🤖 AI Summary
This work addresses the limitation of existing protein–ligand binding affinity prediction methods that rely predominantly on static structures and overlook molecular flexibility and binding-induced conformational changes. The authors propose a Curvature-aware Potential Energy Surface (CPES) graph neural network, which introduces—for the first time—the local principal curvature spectrum derived from the Hessian matrix of the potential energy surface as a dynamic descriptor within a deep learning framework. By integrating this dynamic information with static geometric features, the model employs a spectral cross-attention mechanism to capture conformational differences before and after binding. It further combines geometry-aware message passing with soft clustering to learn multi-scale interactions and uses bidirectional cross-attention to fuse dynamic and static representations for affinity regression. The method achieves significantly improved prediction performance across multiple benchmarks and offers physically interpretable insights into conformational changes.
📝 Abstract
Accurate prediction of protein-ligand binding affinity is essential for structure-based drug discovery.

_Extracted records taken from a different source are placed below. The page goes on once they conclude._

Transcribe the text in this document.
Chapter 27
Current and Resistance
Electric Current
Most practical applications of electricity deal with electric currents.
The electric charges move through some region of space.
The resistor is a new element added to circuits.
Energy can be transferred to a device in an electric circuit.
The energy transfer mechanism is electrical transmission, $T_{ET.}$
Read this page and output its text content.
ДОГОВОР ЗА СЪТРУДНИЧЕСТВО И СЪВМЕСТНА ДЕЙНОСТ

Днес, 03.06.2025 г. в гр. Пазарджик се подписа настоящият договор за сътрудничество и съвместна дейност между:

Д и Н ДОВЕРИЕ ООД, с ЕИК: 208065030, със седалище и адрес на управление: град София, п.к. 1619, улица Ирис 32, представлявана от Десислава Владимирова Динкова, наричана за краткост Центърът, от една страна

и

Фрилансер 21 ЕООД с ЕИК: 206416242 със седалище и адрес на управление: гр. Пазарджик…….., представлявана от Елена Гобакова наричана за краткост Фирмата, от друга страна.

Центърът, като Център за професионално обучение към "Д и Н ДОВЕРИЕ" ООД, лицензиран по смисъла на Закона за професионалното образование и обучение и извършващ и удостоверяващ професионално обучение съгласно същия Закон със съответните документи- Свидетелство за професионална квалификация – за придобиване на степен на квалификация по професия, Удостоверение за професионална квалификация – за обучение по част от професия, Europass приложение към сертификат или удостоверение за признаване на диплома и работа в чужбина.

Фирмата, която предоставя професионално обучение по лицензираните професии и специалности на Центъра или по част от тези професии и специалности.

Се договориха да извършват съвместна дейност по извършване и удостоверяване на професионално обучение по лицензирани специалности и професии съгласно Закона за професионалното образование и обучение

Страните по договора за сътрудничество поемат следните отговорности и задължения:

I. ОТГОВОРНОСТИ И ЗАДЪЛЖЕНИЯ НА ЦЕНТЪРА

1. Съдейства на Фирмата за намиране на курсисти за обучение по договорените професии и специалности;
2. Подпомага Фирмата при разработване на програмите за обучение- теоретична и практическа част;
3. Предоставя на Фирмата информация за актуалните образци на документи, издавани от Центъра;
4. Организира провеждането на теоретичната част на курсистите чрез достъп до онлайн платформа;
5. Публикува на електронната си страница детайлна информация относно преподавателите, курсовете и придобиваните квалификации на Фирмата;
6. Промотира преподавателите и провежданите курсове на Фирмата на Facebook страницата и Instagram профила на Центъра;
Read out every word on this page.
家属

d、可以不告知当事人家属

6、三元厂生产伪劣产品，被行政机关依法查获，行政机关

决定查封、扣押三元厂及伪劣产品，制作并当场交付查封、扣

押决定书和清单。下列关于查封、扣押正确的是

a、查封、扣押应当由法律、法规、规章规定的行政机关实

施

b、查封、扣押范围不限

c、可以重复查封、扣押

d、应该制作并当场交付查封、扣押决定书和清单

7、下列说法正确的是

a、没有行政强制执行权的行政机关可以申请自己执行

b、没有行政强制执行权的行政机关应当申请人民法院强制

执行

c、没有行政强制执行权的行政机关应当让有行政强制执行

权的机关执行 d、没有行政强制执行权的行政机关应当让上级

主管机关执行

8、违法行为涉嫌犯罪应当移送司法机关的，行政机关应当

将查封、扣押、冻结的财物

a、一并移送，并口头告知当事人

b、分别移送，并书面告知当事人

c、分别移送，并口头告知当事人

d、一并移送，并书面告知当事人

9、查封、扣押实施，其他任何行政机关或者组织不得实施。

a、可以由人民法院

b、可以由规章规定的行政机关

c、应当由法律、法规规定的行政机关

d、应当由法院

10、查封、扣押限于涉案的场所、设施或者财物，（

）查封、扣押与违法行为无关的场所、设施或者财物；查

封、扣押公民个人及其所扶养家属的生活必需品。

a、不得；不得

Recent geometric deep learning methods have achieved promising performance by representing protein-ligand complexes as three-dimensional graphs. However, most existing approaches mainly rely on static interaction geometry from a single bound conformation, while neglecting molecular flexibility and binding-induced conformational changes. To address this limitation, we propose a curvature-informed potential energy surface (CPES) graph neural network for protein-ligand binding affinity prediction, which incorporates physics-informed curvature representations to model conformational flexibility. CPES first derives curvature spectral descriptors from the Hessian of the potential energy surface evaluated at equilibrium configurations, whose eigenvalues define the local principal curvatures of the potential energy surface. It then uses spectral cross-attention to compare the unbound ligand and protein with the bound complex, thereby capturing binding-induced changes in conformational dynamics. In parallel, hierarchical protein-ligand interaction representations are learned from static structural features through geometry-aware message passing, soft clustering, and bidirectional cross-attention. Finally, CPES fuses the curvature-informed dynamic representations with static interaction representations for affinity regression. Extensive evaluations on multiple benchmark datasets demonstrate that CPES achieves improved predictive performance and offers physical interpretability.